Partial production will resume in mid-June at an oil sands plant downed by a fire that helped drop earnings for Canadian Natural Resources Ltd. by 94 per cent.

The company has also substantially pared down its investment in the North Sea after recording a substantial loss from a major new U.K. tax, and reported new problems at a troubled African offshore field that forced a production halt there.

The biggest impact to the company, however, came from a halt to output at its Horizon project ever since a blaze crippled its facilities in early January. CNRL says repairs to part of the plant's fire-damaged upgrader, which acts like a pre-refinery for the heavy oil sands bitumen, will be complete by mid-June. Several weeks of startup will follow, allowing the company to produce 55,000 barrels per day of crude from Horizon.

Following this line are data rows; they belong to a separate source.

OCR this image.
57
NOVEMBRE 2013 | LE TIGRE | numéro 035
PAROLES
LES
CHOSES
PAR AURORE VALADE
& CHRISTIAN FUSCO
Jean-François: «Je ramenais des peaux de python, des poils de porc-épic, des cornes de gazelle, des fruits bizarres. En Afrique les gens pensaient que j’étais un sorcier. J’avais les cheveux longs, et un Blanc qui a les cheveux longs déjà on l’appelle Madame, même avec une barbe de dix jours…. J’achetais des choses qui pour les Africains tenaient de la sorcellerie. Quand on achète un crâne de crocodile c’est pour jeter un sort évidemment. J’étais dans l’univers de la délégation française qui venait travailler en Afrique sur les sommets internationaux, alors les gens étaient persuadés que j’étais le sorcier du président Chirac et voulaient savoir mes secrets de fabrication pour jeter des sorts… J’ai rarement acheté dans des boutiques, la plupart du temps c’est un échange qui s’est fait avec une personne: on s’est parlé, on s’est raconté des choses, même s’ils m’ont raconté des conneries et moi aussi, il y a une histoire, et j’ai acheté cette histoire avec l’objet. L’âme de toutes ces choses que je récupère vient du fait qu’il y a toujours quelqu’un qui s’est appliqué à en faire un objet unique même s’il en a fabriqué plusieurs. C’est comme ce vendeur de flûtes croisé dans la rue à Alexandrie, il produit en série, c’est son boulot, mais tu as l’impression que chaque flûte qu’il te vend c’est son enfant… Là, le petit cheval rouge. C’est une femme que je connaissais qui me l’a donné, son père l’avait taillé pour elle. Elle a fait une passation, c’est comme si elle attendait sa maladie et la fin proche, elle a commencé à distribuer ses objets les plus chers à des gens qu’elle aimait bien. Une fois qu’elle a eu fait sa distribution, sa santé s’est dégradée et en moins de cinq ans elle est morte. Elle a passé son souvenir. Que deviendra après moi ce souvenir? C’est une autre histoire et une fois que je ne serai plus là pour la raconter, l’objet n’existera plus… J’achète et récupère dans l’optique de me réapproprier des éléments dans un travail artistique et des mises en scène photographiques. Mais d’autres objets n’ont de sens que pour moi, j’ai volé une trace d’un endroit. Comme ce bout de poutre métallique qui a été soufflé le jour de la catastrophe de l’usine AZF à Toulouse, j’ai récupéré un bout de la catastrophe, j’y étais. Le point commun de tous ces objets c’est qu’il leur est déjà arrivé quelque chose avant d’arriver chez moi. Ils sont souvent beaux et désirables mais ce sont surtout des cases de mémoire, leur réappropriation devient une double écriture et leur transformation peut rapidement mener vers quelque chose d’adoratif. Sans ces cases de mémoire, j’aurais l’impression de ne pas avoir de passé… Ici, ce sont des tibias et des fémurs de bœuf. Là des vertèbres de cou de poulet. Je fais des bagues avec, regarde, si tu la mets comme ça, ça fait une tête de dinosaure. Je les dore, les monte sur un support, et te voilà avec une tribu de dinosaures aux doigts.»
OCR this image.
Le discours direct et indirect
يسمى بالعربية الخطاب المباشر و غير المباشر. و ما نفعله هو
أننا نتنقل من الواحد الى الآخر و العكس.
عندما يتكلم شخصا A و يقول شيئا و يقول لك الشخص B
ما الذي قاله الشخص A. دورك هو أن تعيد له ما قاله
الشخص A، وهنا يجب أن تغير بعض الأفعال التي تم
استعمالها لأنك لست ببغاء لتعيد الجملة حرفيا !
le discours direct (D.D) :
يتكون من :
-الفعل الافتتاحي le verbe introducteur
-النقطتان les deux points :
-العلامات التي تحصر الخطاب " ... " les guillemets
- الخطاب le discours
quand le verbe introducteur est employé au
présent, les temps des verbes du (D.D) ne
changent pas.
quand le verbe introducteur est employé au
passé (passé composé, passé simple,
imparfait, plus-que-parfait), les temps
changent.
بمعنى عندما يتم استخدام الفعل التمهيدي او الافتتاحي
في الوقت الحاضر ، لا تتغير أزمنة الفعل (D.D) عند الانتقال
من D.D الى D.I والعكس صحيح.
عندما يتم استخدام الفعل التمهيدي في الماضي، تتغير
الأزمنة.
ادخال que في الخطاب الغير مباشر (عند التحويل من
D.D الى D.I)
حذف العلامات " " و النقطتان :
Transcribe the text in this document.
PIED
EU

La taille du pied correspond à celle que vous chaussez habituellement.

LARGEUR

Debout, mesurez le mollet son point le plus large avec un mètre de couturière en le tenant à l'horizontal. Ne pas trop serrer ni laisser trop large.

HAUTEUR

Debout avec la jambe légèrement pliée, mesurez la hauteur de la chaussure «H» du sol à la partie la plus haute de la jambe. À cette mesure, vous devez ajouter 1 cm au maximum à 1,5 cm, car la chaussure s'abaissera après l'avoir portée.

The full repair will not be finished until midway through the third quarter.

The fire substantially decreased CNRL's overall first-quarter crude production, which fell to 356,988 barrels per day, a 12 per cent decrease from the year before and down 19 per cent from the last three months of 2010.

Quarterly earnings fell to $46-million, a 94 per cent tumble from the year before, while cash flow was down 28 per cent to $1.07-billion. Earnings were up substantially from the fourth-quarter of 2010, however, a period that saw the company book a $309-million loss.

CNRL took a $104-million hit at its U.K. operations, which saw the tax rate increase to 62 per cent from 50 per cent. The tax hike "will result in a 24 per cent reduction in the U.K. North Sea after-tax profits," the company said in a statement. "Consequently, [CNRL]has immediately curtailed reinvestment activity in the North Sea due to reduced economics."

It is cutting in half the number of drilling strings it has planned, cancelling drilling at its Murchison field and spiked plans to contract a subsea vessel in 2012.

The company is also experiencing new problems at its Olowi Field in offshore Gabon, which has been a source of enough trouble that it halted further drilling there and recorded a writedown in the fourth quarter of 2010.

"Subsequent to quarter end, production at the Olowi Field has been temporarily suspended as a result of a failure of its mid water arch, a support buoy which provides support for production and gas lift flowlines and the main power line," CNRL said in a statement. The company has now trimmed the high end of its projected crude volumes from that field by 2,000 barrels per day in 2011.

Still, CNRL sought to reassure investors that it remains financially sound in the face of the numerous hurdles it is facing.

"We exited the quarter in a solid financial position on the back of strong production and cash flow from our operations," vice-chairman John Langille said in a statement. "The size and breadth of our operations resulted in no material change in debt position despite the curtailment of sales at Horizon."